Docetaxel is widely used as intravenous (IV) chemotherapy. Oral docetaxel is co-administered with the cytochrome P450 3A4 and P-glycoprotein inhibitor ritonavir to increase oral bioavailability. This research explores the relationship between the pharmacokinetics (PK) and toxicity of this novel oral chemotherapy.
The patients in two phase I trials were treated with different oral docetaxel formulations in combination with ritonavir in different dose levels, ranging from 20 to 80 mg docetaxel with 100 to 200 mg ritonavir a day. The patients were categorized based on the absence or occurrence of severe treatment-related toxicity (grade ≥3 or any grade leading to treatment alterations). The docetaxel area under the plasma concentration-time curve (AUC) and maximum plasma concentration (Cmax) were associated with toxicity.

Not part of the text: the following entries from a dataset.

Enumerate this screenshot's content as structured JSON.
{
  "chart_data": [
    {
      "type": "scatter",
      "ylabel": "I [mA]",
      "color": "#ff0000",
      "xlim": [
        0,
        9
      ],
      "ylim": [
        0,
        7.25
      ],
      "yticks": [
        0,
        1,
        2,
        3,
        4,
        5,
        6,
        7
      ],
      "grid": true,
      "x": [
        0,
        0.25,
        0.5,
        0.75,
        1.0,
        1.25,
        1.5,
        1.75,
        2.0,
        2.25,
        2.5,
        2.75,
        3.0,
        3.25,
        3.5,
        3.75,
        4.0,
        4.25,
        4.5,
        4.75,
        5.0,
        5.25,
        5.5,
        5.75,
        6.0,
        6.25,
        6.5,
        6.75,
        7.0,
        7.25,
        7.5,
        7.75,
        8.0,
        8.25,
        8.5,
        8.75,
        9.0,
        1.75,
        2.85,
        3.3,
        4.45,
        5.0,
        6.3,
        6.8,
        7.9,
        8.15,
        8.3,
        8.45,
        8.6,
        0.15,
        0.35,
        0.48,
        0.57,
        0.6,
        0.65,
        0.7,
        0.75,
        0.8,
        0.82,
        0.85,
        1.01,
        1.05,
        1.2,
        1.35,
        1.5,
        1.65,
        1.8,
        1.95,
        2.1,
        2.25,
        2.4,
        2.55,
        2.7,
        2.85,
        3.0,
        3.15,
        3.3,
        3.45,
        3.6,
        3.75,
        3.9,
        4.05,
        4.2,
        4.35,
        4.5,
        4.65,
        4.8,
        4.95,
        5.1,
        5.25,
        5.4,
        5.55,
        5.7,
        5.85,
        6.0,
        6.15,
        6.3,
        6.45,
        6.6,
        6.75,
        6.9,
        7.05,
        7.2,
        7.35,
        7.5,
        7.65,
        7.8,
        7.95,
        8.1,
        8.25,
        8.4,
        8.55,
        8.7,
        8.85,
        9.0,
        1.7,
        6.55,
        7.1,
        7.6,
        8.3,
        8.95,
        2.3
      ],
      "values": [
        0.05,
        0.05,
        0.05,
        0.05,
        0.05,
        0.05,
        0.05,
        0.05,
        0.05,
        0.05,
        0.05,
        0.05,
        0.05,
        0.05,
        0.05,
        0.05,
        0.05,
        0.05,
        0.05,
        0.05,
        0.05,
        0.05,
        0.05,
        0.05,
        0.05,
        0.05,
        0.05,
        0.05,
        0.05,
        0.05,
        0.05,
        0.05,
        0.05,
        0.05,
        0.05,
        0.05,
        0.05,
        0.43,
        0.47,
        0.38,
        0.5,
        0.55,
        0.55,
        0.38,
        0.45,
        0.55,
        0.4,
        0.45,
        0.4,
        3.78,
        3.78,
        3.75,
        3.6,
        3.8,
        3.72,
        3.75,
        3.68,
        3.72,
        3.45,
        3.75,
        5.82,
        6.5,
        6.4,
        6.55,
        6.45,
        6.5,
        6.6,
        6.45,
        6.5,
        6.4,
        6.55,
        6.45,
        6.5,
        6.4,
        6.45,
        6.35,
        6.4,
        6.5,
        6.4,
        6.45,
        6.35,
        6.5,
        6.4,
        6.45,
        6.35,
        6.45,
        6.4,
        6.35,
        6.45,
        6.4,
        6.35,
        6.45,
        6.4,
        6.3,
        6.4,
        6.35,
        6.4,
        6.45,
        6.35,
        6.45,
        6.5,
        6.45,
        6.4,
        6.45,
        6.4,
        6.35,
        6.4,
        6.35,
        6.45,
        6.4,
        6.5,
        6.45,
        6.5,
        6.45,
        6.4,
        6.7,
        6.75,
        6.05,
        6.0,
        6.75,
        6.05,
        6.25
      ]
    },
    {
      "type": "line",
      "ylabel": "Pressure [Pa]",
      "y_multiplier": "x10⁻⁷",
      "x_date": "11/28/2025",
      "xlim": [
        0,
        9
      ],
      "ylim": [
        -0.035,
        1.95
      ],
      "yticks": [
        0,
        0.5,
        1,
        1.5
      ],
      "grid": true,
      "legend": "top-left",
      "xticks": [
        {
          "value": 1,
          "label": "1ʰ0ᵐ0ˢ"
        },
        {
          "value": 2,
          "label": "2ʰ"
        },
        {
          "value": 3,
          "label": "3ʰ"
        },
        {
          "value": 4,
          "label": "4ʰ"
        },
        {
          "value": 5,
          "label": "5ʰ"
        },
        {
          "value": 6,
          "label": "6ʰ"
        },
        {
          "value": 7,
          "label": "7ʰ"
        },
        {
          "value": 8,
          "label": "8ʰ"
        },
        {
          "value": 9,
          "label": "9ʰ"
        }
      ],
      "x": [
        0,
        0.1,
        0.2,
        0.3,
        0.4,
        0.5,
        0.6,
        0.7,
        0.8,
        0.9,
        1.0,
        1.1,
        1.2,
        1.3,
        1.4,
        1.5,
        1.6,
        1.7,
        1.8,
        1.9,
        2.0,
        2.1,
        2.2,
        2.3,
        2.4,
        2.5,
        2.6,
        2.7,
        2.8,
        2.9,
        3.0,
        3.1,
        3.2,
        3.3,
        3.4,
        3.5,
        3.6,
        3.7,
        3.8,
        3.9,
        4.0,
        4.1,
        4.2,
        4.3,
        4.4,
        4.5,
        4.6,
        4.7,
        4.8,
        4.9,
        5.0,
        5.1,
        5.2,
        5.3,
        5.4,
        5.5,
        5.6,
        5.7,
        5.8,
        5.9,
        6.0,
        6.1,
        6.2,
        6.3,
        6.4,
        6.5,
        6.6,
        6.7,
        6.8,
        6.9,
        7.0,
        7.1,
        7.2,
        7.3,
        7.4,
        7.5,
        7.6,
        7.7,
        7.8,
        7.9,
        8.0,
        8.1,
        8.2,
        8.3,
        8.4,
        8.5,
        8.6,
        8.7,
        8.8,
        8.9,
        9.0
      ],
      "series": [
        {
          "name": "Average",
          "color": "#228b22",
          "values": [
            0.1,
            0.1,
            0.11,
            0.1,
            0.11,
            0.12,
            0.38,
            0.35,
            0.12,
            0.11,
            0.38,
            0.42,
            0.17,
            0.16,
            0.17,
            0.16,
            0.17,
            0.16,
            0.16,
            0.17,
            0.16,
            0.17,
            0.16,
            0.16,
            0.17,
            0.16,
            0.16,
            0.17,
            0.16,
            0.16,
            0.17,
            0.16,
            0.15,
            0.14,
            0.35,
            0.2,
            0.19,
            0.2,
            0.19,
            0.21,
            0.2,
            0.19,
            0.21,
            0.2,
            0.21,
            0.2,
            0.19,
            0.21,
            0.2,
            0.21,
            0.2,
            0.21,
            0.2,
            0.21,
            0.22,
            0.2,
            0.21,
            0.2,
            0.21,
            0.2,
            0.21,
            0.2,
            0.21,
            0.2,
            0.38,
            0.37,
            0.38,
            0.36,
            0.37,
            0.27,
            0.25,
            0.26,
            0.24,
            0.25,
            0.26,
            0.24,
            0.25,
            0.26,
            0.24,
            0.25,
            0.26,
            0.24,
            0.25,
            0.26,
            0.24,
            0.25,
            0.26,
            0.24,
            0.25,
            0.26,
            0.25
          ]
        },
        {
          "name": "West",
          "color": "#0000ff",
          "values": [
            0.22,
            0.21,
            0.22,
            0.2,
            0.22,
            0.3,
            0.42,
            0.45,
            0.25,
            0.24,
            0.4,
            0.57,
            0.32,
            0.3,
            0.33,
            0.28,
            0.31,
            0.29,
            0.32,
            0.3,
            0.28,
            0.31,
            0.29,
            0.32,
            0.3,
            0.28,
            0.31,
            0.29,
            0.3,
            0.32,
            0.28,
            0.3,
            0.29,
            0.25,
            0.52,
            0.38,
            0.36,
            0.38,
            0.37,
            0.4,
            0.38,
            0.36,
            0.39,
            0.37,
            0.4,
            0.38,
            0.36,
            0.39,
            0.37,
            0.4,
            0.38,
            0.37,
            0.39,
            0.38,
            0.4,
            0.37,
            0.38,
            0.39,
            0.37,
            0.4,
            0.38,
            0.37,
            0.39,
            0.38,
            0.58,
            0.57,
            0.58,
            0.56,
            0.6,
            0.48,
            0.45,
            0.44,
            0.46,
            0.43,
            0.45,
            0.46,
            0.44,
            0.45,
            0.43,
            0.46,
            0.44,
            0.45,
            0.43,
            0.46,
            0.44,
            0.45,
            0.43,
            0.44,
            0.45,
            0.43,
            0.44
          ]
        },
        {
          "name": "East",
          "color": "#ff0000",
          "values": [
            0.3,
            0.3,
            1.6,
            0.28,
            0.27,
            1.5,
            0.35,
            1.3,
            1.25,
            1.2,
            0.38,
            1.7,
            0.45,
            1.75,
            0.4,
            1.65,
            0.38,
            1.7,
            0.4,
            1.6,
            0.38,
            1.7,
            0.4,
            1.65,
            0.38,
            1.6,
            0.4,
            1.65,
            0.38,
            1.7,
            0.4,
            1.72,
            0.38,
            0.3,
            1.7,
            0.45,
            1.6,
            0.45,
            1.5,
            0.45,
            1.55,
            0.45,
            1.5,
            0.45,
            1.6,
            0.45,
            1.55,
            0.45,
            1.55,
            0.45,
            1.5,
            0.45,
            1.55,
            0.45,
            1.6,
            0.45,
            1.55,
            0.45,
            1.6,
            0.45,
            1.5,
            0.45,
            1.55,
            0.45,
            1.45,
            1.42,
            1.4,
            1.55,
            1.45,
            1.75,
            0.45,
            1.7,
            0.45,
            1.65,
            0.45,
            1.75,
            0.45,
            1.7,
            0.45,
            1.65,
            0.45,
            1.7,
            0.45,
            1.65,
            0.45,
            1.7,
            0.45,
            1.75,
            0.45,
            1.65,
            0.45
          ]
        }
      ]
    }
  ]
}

Severe toxicity was observed in 25% of the patients treated with oral docetaxel and ritonavir. This toxicity seems related to the PK, as the docetaxel AUC0-inf and Cmax were up to twofold higher in the severe toxicity group as compared to the non-severe toxicity group. Future randomized trials will provide a further evaluation of the toxicity and efficacy of the new weekly oral docetaxel and ritonavir regimen in comparison to standard IV docetaxel.
Thirty-four out of 138 patients experienced severe toxicity, most frequently observed as mucositis, fatigue, diarrhea, nausea and vomiting. The severe toxicity group had a significantly higher docetaxel AUC (2231 ± 1405 vs 1011 ± 830 ng/mL*h, p<0.0001) and Cmax (218 ± 178 vs 119 ± 77 ng/mL, p<0.0001) as compared to the patients without severe toxicity. When extrapolated from IV PK data, the patients without severe toxicity had a similar cumulative docetaxel AUC as with standard 3-weekly IV docetaxel, while the Cmax was up to 10-fold lower with oral docetaxel and ritonavir.